L'IP Tracking: "donne-moi ton IP, je te dirai combien tu paies"

Vous envisagez de réserver vos billets d'avion pour partir à l'autre bout du monde et bien sûr, au meilleur prix? Une première recherche comparative sur les sites des différentes compagnies serait la solution idéale... ou pas!


C'est en tout cas ce que semble révéler la récente agitation médiatique concernant la pratique de l'IP tracking [1].
Cette pratique est simple: lorsque vous vous rendez sur le site de certaines compagnies aériennes ou autres transporteurs peu scrupuleux pour consulter les tarifs pratiqués, vos informations (collectées par les cookies) vont être enregistrées par le site. Celui-ci va répertorier et mémoriser pas à pas votre recherche et l’associer à l’adresse IP de votre terminal. Ainsi, si vous vous déconnectez et revenez plus tard pour faire la même recherche à partir de ce même terminal (avec la même adresse IP), le voyagiste qui aura mémorisé votre requête, vous proposera un prix plus élevé et ce, même si le nombre des places disponibles est resté inchangé. Vous penserez alors, naïvement, qu'il est grand temps de valider votre achat avant que les prix n'augmentent encore...  
Pratiquée et dénoncée depuis quelques années, une telle technique est aujourd’hui dans le viseur des autorités tant nationales qu'européennes. 
Dans sa réponse du 12 mars 2013, Viviane Reding, au nom de la Commission européenne, a confirmé que l’IP tracking était bien une donnée personnelle, "et que sans préjudice des compétences de la Commission, les autorités de contrôle national étaient les organes compétents pour le suivi des infractions".
 
Ainsi, les autorités européennes, pourtant penchées actuellement [2] sur la question de la protection des données à caractère personnel à l'ère du numérique, ont préféré renvoyer la balle aux autorités nationales compétentes.

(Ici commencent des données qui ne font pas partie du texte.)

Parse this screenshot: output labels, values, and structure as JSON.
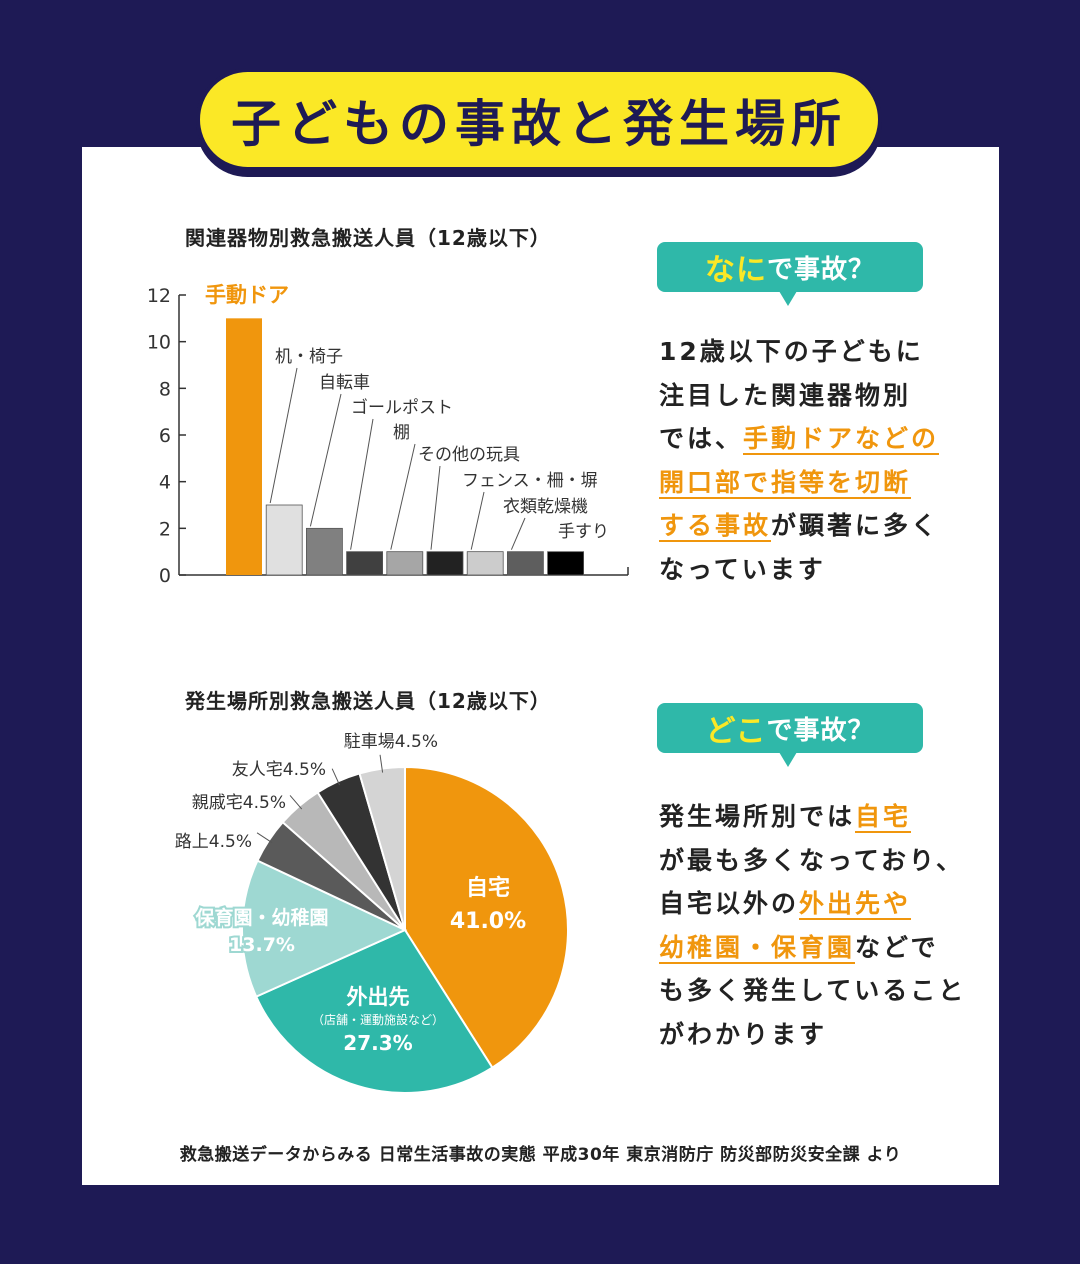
{
  "page_title": "子どもの事故と発生場所",
  "bar_section": {
    "title": "関連器物別救急搬送人員（12歳以下）",
    "bubble_highlight": "なに",
    "bubble_rest": "で事故？",
    "desc_lines": [
      [
        {
          "t": "12歳以下の子どもに"
        }
      ],
      [
        {
          "t": "注目した関連器物別"
        }
      ],
      [
        {
          "t": "では、"
        },
        {
          "t": "手動ドアなどの",
          "o": true
        }
      ],
      [
        {
          "t": "開口部で指等を切断",
          "o": true
        }
      ],
      [
        {
          "t": "する事故",
          "o": true
        },
        {
          "t": "が顕著に多く"
        }
      ],
      [
        {
          "t": "なっています"
        }
      ]
    ]
  },
  "pie_section": {
    "title": "発生場所別救急搬送人員（12歳以下）",
    "bubble_highlight": "どこ",
    "bubble_rest": "で事故？",
    "desc_lines": [
      [
        {
          "t": "発生場所別では"
        },
        {
          "t": "自宅",
          "o": true
        }
      ],
      [
        {
          "t": "が最も多くなっており、"
        }
      ],
      [
        {
          "t": "自宅以外の"
        },
        {
          "t": "外出先や",
          "o": true
        }
      ],
      [
        {
          "t": "幼稚園・保育園",
          "o": true
        },
        {
          "t": "などで"
        }
      ],
      [
        {
          "t": "も多く発生していること"
        }
      ],
      [
        {
          "t": "がわかります"
        }
      ]
    ]
  },
  "footer": "救急搬送データからみる 日常生活事故の実態 平成30年 東京消防庁 防災部防災安全課 より",
  "chart_data": [
    {
      "type": "bar",
      "categories": [
        "手動ドア",
        "机・椅子",
        "自転車",
        "ゴールポスト",
        "棚",
        "その他の玩具",
        "フェンス・柵・塀",
        "衣類乾燥機",
        "手すり"
      ],
      "values": [
        11,
        3,
        2,
        1,
        1,
        1,
        1,
        1,
        1
      ],
      "colors": [
        "#f0960d",
        "#e0e0e0",
        "#808080",
        "#404040",
        "#a6a6a6",
        "#222222",
        "#cccccc",
        "#5e5e5e",
        "#000000"
      ],
      "ylim": [
        0,
        12
      ],
      "yticks": [
        0,
        2,
        4,
        6,
        8,
        10,
        12
      ],
      "highlight_color": "#f0960d"
    },
    {
      "type": "pie",
      "slices": [
        {
          "label": "自宅",
          "value": 41.0,
          "display": "41.0%",
          "color": "#f0960d"
        },
        {
          "label": "外出先",
          "sublabel": "（店舗・運動施設など）",
          "value": 27.3,
          "display": "27.3%",
          "color": "#2fb8a9"
        },
        {
          "label": "保育園・幼稚園",
          "value": 13.7,
          "display": "13.7%",
          "color": "#9ed8d2"
        },
        {
          "label": "路上",
          "value": 4.5,
          "display": "4.5%",
          "color": "#5a5a5a"
        },
        {
          "label": "親戚宅",
          "value": 4.5,
          "display": "4.5%",
          "color": "#b8b8b8"
        },
        {
          "label": "友人宅",
          "value": 4.5,
          "display": "4.5%",
          "color": "#333333"
        },
        {
          "label": "駐車場",
          "value": 4.5,
          "display": "4.5%",
          "color": "#d4d4d4"
        }
      ]
    }
  ]
}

La CNIL également interrogée sur la question, a indiqué, dans un courrier du 13 mai 2013, que si l'IP tracking suscite de nombreuses interrogations sur la licéité de la collecte des données personnelles de l’internaute, tant au regard de l'information préalable de ce dernier que sur la légitimité de la finalité poursuivie, ce procédé retors "doit également être appréhendé sur le fondement des pratiques commerciales déloyales régies par l’article L.120-1 et suivants du code de la consommation”, lesquels visent les procédés “qui altèrent (...) de manière substantielle le comportement du consommateur normalement informé et raisonnablement attentif et avisé, à l’égard d’un bien ou d’un service”. 
 
Ainsi, à la croisée des chemins entre le droit des données personnelles et le droit de la consommation, la question de l'IP tracking devrait faire l'objet d'une enquête conjointe  menée par la CNIL et la Direction Générale de la Concurrence, de la Consommation et de la Répression des Fraudes (DGCCRF) afin d’étudier la licéité de ce procédé qui permet aux e-commerçants de faire des analyses comportementales à l’insu des internautes. 

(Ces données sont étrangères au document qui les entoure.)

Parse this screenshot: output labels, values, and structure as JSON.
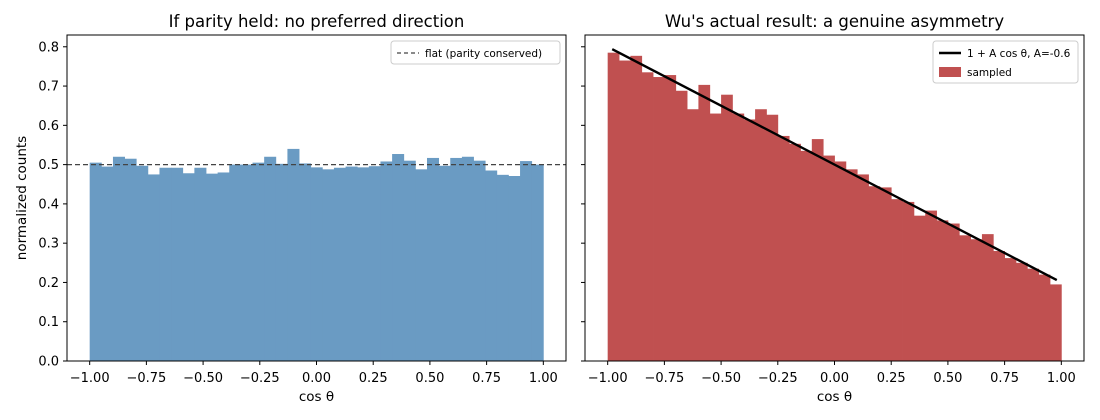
{
  "chart_data": [
    {
      "type": "bar",
      "title": "If parity held: no preferred direction",
      "xlabel": "cos θ",
      "ylabel": "normalized counts",
      "xlim": [
        -1.1,
        1.1
      ],
      "ylim": [
        0,
        0.83
      ],
      "xticks": [
        -1.0,
        -0.75,
        -0.5,
        -0.25,
        0.0,
        0.25,
        0.5,
        0.75,
        1.0
      ],
      "xtick_labels": [
        "−1.00",
        "−0.75",
        "−0.50",
        "−0.25",
        "0.00",
        "0.25",
        "0.50",
        "0.75",
        "1.00"
      ],
      "yticks": [
        0.0,
        0.1,
        0.2,
        0.3,
        0.4,
        0.5,
        0.6,
        0.7,
        0.8
      ],
      "ytick_labels": [
        "0.0",
        "0.1",
        "0.2",
        "0.3",
        "0.4",
        "0.5",
        "0.6",
        "0.7",
        "0.8"
      ],
      "bin_range": [
        -1.0,
        1.0
      ],
      "bar_color": "#6a9bc3",
      "values": [
        0.505,
        0.495,
        0.52,
        0.515,
        0.497,
        0.475,
        0.492,
        0.492,
        0.478,
        0.492,
        0.477,
        0.48,
        0.5,
        0.5,
        0.505,
        0.52,
        0.502,
        0.54,
        0.503,
        0.493,
        0.488,
        0.492,
        0.495,
        0.493,
        0.496,
        0.508,
        0.527,
        0.51,
        0.488,
        0.517,
        0.497,
        0.517,
        0.52,
        0.51,
        0.485,
        0.474,
        0.471,
        0.509,
        0.5
      ],
      "reference_lines": [
        {
          "name": "flat (parity conserved)",
          "y": 0.5,
          "style": "dashed",
          "color": "#444444"
        }
      ],
      "legend": {
        "position": "top-right",
        "entries": [
          {
            "label": "flat (parity conserved)",
            "kind": "dashed-line",
            "color": "#444444"
          }
        ]
      },
      "grid": false
    },
    {
      "type": "bar",
      "title": "Wu's actual result: a genuine asymmetry",
      "xlabel": "cos θ",
      "ylabel": "",
      "xlim": [
        -1.1,
        1.1
      ],
      "ylim": [
        0,
        0.83
      ],
      "xticks": [
        -1.0,
        -0.75,
        -0.5,
        -0.25,
        0.0,
        0.25,
        0.5,
        0.75,
        1.0
      ],
      "xtick_labels": [
        "−1.00",
        "−0.75",
        "−0.50",
        "−0.25",
        "0.00",
        "0.25",
        "0.50",
        "0.75",
        "1.00"
      ],
      "yticks": [
        0.0,
        0.1,
        0.2,
        0.3,
        0.4,
        0.5,
        0.6,
        0.7,
        0.8
      ],
      "ytick_labels": [],
      "bin_range": [
        -1.0,
        1.0
      ],
      "bar_color": "#c05050",
      "values": [
        0.785,
        0.765,
        0.777,
        0.735,
        0.723,
        0.728,
        0.688,
        0.641,
        0.703,
        0.63,
        0.678,
        0.63,
        0.615,
        0.641,
        0.627,
        0.573,
        0.553,
        0.535,
        0.565,
        0.523,
        0.508,
        0.488,
        0.475,
        0.445,
        0.442,
        0.412,
        0.405,
        0.37,
        0.383,
        0.358,
        0.35,
        0.32,
        0.31,
        0.323,
        0.28,
        0.262,
        0.25,
        0.235,
        0.22,
        0.195
      ],
      "fit_line": {
        "x": [
          -0.98,
          0.98
        ],
        "y": [
          0.794,
          0.206
        ],
        "color": "#000000"
      },
      "legend": {
        "position": "top-right",
        "entries": [
          {
            "label": "1 + A cos θ, A=-0.6",
            "kind": "solid-line",
            "color": "#000000"
          },
          {
            "label": "sampled",
            "kind": "patch",
            "color": "#c05050"
          }
        ]
      },
      "grid": false
    }
  ]
}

Cette prise de conscience de la part des autorités n'est pas sans rappeler les enjeux révélés dans le cadre de la campagne de non traçage sur Internet : "Do not track", promue par Neelie Kroes [3] qui soulignait alors les vertus de l'auto-régulation et de la mise en place de standards et de labels, plus efficaces que l'adoption laborieuse de nouvelles règles de droit difficiles à adapter aux nouvelles technologies et aux nouveaux usages ...
A bon entendeur...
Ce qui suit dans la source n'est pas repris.